Leipzig ist eine Fahrradstadt mit allein fast 30.000 Studenten an der Universität. Doch nicht nur die Zahl der Radfahrer ist in den vergangenen Jahren an der Universitätsstadt spürbar gestiegen, sondern auch die Unfallzahlen mit Radfahrern, vermeldete das UKL.

Fahrräder vor dem UKL (Foto: Stefan Straube/UKL)

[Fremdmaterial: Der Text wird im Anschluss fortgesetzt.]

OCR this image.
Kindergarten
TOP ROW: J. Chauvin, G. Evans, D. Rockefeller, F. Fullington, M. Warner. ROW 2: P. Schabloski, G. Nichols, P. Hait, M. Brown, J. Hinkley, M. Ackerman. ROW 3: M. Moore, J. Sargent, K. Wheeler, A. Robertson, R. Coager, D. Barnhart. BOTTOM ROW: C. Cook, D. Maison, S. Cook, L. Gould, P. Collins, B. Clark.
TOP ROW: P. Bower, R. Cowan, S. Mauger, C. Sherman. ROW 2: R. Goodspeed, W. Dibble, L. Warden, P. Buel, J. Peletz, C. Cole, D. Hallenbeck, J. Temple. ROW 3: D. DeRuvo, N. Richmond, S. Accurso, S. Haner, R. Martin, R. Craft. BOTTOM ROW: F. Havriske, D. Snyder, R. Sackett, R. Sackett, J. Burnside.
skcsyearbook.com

„Fahrradunfälle werden unterschätzt”, sagt Prof. Christoph Josten, Direktor der Klinik und Poliklinik für Orthopädie, Unfallchirurgie und Plastische Chirurgie. „Wir verzeichnen sehr viele schwer- und schwerstverletzte Radfahrer”, bilanziert Josten, „dabei sprechen wir von starken Schädel-Hirn-Traumata, Verletzungen der Wirbelsäule, multiplen Knochenbrüchen und schwersten Gesichtsverletzungen.” An regnerischen Herbsttagen, wenn viel nasses Laub auf Straßen und Wegen liegt, verzeichnen die Unfallchirurgen des UKL pro Woche mehr als 20 Frakturen nach Radunfällen.

Die meisten Unfälle geschehen nach Ansicht von Josten durch Unachtsamkeit und seien oft vom Radfahrer selbst verschuldet. Allerdings gerieten diese auch nicht selten in gefährliche Situationen durch das Verhalten rücksichtsloser PKW- oder LKW-Fahrer. Daher appelliert der Mediziner auch an die Verkehrsteilnehmer mehr rücksicht aufeinander zu nehmen.

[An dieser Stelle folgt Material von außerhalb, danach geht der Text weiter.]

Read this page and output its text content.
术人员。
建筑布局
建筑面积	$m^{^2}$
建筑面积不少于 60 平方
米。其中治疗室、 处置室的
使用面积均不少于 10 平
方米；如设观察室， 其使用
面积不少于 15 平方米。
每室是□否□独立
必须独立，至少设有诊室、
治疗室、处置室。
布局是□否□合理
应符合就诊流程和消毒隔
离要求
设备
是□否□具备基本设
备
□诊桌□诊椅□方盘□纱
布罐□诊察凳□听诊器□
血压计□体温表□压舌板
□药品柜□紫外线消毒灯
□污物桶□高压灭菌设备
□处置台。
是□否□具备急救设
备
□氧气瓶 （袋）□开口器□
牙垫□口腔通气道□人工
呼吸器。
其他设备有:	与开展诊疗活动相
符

Schwerere Verletzungen nach einem Unfall bedeuteten in vielen Fällen Komplikationen, stationären Aufenthalt über viele Wochen oder manchmal sogar bleibende Schäden, vor allem am Schädel. „Bei einem Sturz selbst bei nur 20 Kilometer pro Stunde aus einer Fahrradhöhe von etwa einem Meter ist die Reaktionszeit in der Regel zu kurz für eine koordiniert-geschützte Landung”, erläutert Josten, „man fällt meist vornüber und schafft es nicht mehr, die Hände zum Schutz nach vorn zu bringen.” Trotzdem oder gerade deswegen plädiert er, selbst Radfahrer, unbedingt dafür, einen Helm zu tragen: „Der Helm schützt den Schädel”, so der Unfallchirurg.

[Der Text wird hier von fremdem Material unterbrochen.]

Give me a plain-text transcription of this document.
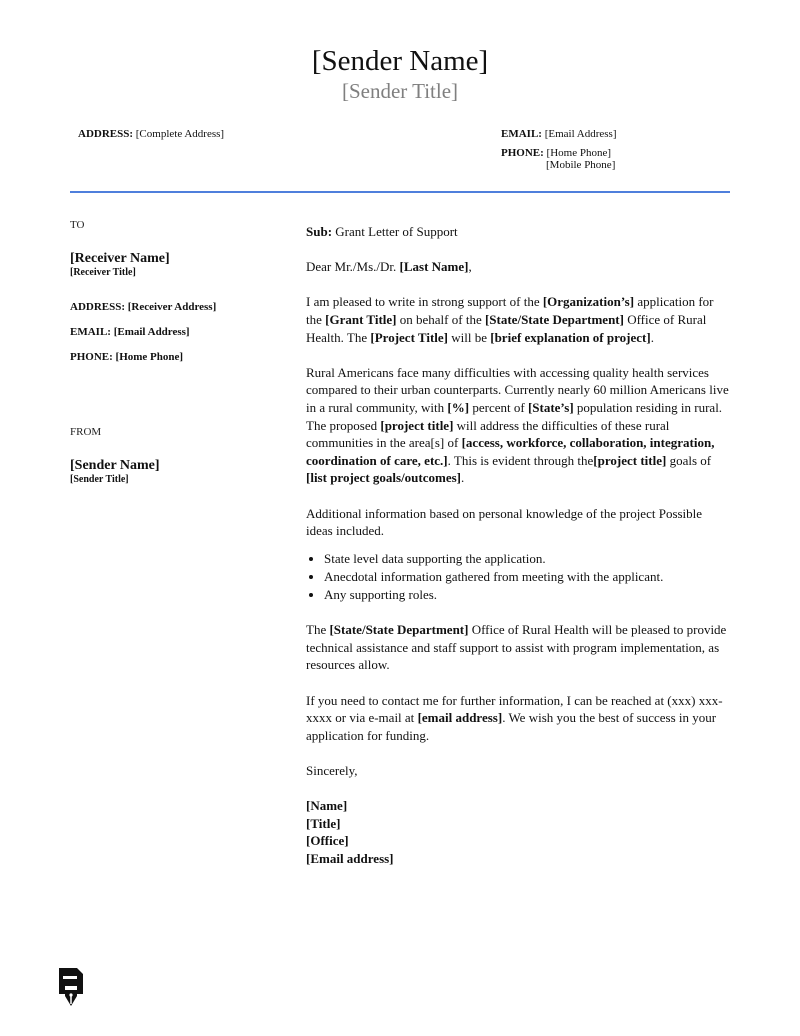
[Sender Name]
[Sender Title]
ADDRESS: [Complete Address]	EMAIL: [Email Address]
PHONE: [Home Phone]
[Mobile Phone]
TO
[Receiver Name]
[Receiver Title]
ADDRESS: [Receiver Address]
EMAIL: [Email Address]
PHONE: [Home Phone]
FROM
[Sender Name]
[Sender Title]

Sub: Grant Letter of Support

Dear Mr./Ms./Dr. [Last Name],

I am pleased to write in strong support of the [Organization’s] application for the [Grant Title] on behalf of the [State/State Department] Office of Rural Health. The [Project Title] will be [brief explanation of project].

Rural Americans face many difficulties with accessing quality health services compared to their urban counterparts. Currently nearly 60 million Americans live in a rural community, with [%] percent of [State’s] population residing in rural. The proposed [project title] will address the difficulties of these rural communities in the area[s] of [access, workforce, collaboration, integration, coordination of care, etc.]. This is evident through the[project title] goals of [list project goals/outcomes].

Additional information based on personal knowledge of the project Possible ideas included.

• State level data supporting the application.
• Anecdotal information gathered from meeting with the applicant.
• Any supporting roles.

The [State/State Department] Office of Rural Health will be pleased to provide technical assistance and staff support to assist with program implementation, as resources allow.

If you need to contact me for further information, I can be reached at (xxx) xxx-xxxx or via e-mail at [email address]. We wish you the best of success in your application for funding.

Sincerely,

[Name]
[Title]
[Office]
[Email address]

Aus seiner Erfahrung heraus kann Josten mittlerweile Radfahrer in vier Gruppen einteilen, was deren Gefährdungspotenzial betrifft: Da wären die relativ unauffälligen Kinder und Schüler. Schon gefährdeter seien Senioren, nicht zuletzt durch den Umstand der nachlassenden Koordination mit zunehmendem Alter. Gruppe drei nehmen die gern in größeren Pulks auftauchenden Freizeit-Sportfahrer in Rennkleidung ein – hier sieht der Experte bereits größeres Gefährdungspotenzial. Für diejenigen mit dem höchsten Potenzial findet er nur den Begriff „Fahrrad-Rowdys” passend: in der Regel jünger, männlich, extrem rücksichtsloses Fahrverhalten.

Dass viele mittlerweile ihr Zweirad auch im Winter nutzen, findet Josten „unverantwortlich”. Bei Eis und Schnee habe ein Rad nichts auf den Straßen einer Stadt verloren, so der UKL-Unfallchirurg.